Energetic debates took place within the German churches about where to stand firm against Hitler’s regime and where to compromise, when to speak out and when to remain silent. Ecumenical documents show that there were Christian leaders inside and outside Germany who agonized about what they could do to stop Nazism and help its victims. The historical complexities suggested by these factors should never lead us to condone the churches’ failures during this period; they can, however, help us to understand the specific nature of those failures so that we may learn from them.

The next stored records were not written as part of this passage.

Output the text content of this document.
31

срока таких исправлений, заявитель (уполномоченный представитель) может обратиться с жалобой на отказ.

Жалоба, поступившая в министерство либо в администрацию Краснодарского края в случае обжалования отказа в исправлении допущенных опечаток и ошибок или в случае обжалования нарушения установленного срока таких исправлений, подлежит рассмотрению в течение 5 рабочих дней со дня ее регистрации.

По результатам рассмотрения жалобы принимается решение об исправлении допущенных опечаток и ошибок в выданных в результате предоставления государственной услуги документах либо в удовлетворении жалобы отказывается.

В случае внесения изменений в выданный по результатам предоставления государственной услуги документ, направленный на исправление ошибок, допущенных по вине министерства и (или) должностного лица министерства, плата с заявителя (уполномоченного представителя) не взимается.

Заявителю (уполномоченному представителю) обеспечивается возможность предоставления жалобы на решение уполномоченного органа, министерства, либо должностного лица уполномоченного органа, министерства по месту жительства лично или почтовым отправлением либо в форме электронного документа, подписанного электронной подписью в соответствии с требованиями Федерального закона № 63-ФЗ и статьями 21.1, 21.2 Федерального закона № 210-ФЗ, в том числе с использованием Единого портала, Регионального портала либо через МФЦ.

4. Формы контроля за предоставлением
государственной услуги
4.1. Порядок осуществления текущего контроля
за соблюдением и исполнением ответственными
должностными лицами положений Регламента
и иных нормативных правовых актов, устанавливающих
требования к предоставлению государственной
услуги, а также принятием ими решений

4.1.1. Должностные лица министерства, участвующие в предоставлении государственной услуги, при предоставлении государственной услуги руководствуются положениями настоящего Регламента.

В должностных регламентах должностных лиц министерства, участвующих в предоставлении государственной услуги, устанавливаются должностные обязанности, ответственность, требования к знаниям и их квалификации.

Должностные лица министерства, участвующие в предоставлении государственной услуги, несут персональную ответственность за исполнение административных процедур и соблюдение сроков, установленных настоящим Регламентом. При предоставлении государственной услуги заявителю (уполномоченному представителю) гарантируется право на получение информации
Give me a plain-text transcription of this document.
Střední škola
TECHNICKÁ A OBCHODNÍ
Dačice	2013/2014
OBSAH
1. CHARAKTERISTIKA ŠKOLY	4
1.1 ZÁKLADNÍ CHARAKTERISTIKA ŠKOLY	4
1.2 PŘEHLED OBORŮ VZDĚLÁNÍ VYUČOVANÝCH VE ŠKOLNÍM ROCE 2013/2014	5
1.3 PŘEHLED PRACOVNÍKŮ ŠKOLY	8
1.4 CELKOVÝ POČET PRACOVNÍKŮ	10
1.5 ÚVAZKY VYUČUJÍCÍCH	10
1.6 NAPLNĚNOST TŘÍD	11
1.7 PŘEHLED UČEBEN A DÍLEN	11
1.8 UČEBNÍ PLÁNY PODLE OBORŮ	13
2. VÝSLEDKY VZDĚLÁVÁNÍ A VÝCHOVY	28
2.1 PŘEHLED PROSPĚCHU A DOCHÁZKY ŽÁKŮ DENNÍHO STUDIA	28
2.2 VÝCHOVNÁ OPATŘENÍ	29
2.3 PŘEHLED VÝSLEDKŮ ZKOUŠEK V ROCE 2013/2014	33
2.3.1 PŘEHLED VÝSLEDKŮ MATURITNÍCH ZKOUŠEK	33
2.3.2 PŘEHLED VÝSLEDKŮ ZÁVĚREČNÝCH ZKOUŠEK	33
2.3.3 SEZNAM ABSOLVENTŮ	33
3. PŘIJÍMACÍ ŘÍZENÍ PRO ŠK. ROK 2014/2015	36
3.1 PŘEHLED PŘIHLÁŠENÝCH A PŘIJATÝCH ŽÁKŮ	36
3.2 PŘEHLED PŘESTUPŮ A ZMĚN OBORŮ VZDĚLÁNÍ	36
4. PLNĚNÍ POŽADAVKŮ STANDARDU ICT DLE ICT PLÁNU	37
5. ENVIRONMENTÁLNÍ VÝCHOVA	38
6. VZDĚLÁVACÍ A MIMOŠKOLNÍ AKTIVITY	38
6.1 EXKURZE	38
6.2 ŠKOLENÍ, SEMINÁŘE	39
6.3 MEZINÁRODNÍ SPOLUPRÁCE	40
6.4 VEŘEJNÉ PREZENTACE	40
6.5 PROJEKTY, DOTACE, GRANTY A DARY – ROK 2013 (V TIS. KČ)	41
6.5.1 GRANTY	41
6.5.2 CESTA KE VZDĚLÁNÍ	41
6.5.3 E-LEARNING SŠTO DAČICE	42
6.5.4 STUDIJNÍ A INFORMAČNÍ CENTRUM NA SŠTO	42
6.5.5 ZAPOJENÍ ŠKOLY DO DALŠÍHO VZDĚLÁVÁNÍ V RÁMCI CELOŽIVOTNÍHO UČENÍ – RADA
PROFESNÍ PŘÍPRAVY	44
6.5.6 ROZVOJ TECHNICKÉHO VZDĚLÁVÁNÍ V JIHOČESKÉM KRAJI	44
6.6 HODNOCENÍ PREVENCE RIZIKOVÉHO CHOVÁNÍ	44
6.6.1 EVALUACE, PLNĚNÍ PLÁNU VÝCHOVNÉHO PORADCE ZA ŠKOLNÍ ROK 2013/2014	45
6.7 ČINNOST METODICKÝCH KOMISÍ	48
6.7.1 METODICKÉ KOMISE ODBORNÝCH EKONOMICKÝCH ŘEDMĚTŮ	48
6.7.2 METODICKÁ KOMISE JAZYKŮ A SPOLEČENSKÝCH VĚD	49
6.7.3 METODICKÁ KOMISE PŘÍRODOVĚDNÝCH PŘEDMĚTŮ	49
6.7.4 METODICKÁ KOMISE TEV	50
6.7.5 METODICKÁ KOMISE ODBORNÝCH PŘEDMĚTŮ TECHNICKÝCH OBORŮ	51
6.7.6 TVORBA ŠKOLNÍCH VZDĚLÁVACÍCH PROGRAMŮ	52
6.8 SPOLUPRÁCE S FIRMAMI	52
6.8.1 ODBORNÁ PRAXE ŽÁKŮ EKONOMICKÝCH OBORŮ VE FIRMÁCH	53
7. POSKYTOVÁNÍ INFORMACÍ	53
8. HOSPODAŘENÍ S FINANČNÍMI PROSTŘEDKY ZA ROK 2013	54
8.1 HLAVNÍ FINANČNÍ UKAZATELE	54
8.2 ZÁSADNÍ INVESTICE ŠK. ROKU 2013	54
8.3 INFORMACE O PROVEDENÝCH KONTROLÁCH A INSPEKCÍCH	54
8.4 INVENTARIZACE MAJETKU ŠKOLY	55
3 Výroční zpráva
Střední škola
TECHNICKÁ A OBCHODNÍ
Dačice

Perhaps at the heart of those failures was the fact that the churches, especially in Nazi Germany, sought to act, as institutions tend to do, in their own narrowly defined “best” interests. There was little desire on the part of the churches for self-sacrifice or heroism, and much emphasis on “pragmatic” and “strategic” measures that would supposedly protect their institutional autonomy. This public institutional circumspection, and a fatal lack of insight, are the aspects of the churches’ behavior during the Nazi era that are so damning in retrospect. The minutes of German Protestant synodal meetings in 1942 reveal how oblivious the participants were to what was happening in the world around them. While innocent victims throughout Europe were being brutally murdered, Christian leaders were debating what points of doctrine and policy were tenable. This is especially haunting, of course, because the Christian clergy and laity never thought of their respective churches as mere institutions, but as religious bodies called to witness to certain values, including love of neighbor, the sanctity of life and the power of moral conscience.
Reflection on the churches’ failure to challenge Nazism should prompt us to ponder all the others – individuals, governments and institutions – which passively acquiesced to the tyranny of the Third Reich. Even the wisest and most perceptive of them, it seems, failed to develop adequate moral and political responses to Nazi genocide and to recognize that the barbarism of Hitler’s regime demanded something new of them.
Ultimately, the churches’ lapses during the Nazi era were lapses of vision and determination. Protestant and Catholic religious leaders, loyal to creeds professing that love can withstand and conquer evil, were unable or unwilling to defy one of the great evils in human history. For this reason, the Holocaust will continue to haunt the Christian churches for a very, very long time to come.